The resources are incredible. They point out what difficulties someone with disability may have and how you can overcome it.

When COVID-19 meant businesses had to close their doors for months on end, it meant that Access Fylde Coast could not carry on visiting businesses in person and continue helping business become more accessible with out free help.

So, we got out thinking caps on, and we offered more free online disability awareness training sessions for businesses to prepare to continue to enhance their businesses when they could finally open.

Our Corona Virus easy reads and social distance advice we put together after talking to people with disabilities and asking them what barriers they face with social distancing, we were able to help businesses reopen in a way which was accessible to everyone.

Katherine from Mary, Tom and Friends, a gift shop in Fleetwood, was one business owner who put lockdown to good use to ensure she was doing all she could to be accessible to people, not just with physical disabilities, but sensory too.

Katherine took part in our free online disability awareness training and praised our approach.

“The resources are incredible. They point out what difficulties someone with disability may have and how you can overcome it – and it costs nothing – I can’t praise it highly enough.”

We first visited Katherine in 2019 at her previous shop premises in Fleetwood and when she moved, although our access champions revisited, Katherine felt really confident to put in place accessible changes she had already learned to consider.

“Access Fylde Coast helped me to make my property more accessible and when I moved to a new property, Access Fylde Coast were the first people I called as I wanted to get it right and that everyone could access my shop, “ says Katherine.

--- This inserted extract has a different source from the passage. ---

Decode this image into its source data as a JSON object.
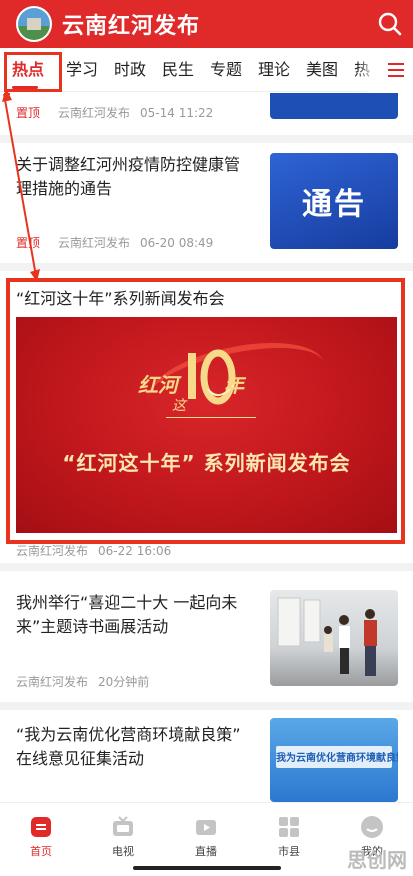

“A simple change was the height of the cash desk and buying a lower one, it made it easier.  But that changed everything for someone with a disability. “

She also bought display units which were slightly narrower, so that people could move easier around her shop.  

“It didn’t cost me anything to become accessible,” she adds.

And, it’s great to know that Katherine is now aware and confident of making changing to welcome anyone with a disability into her gift shop.

She was also keen to talk to Steph Syson, who is registered blind, to find out how she found the shopping experience at Mary, Tom and Friends.

After pointing out a tactile issue at a step, Katherine made the change straight away and got the thumbs up from Steph, who shops with her guide dog Darcey.

“All people need to do is ask, and it can make the world of difference to someone with a disability, and it is great to see business owners like Katherine taking the time to ask.”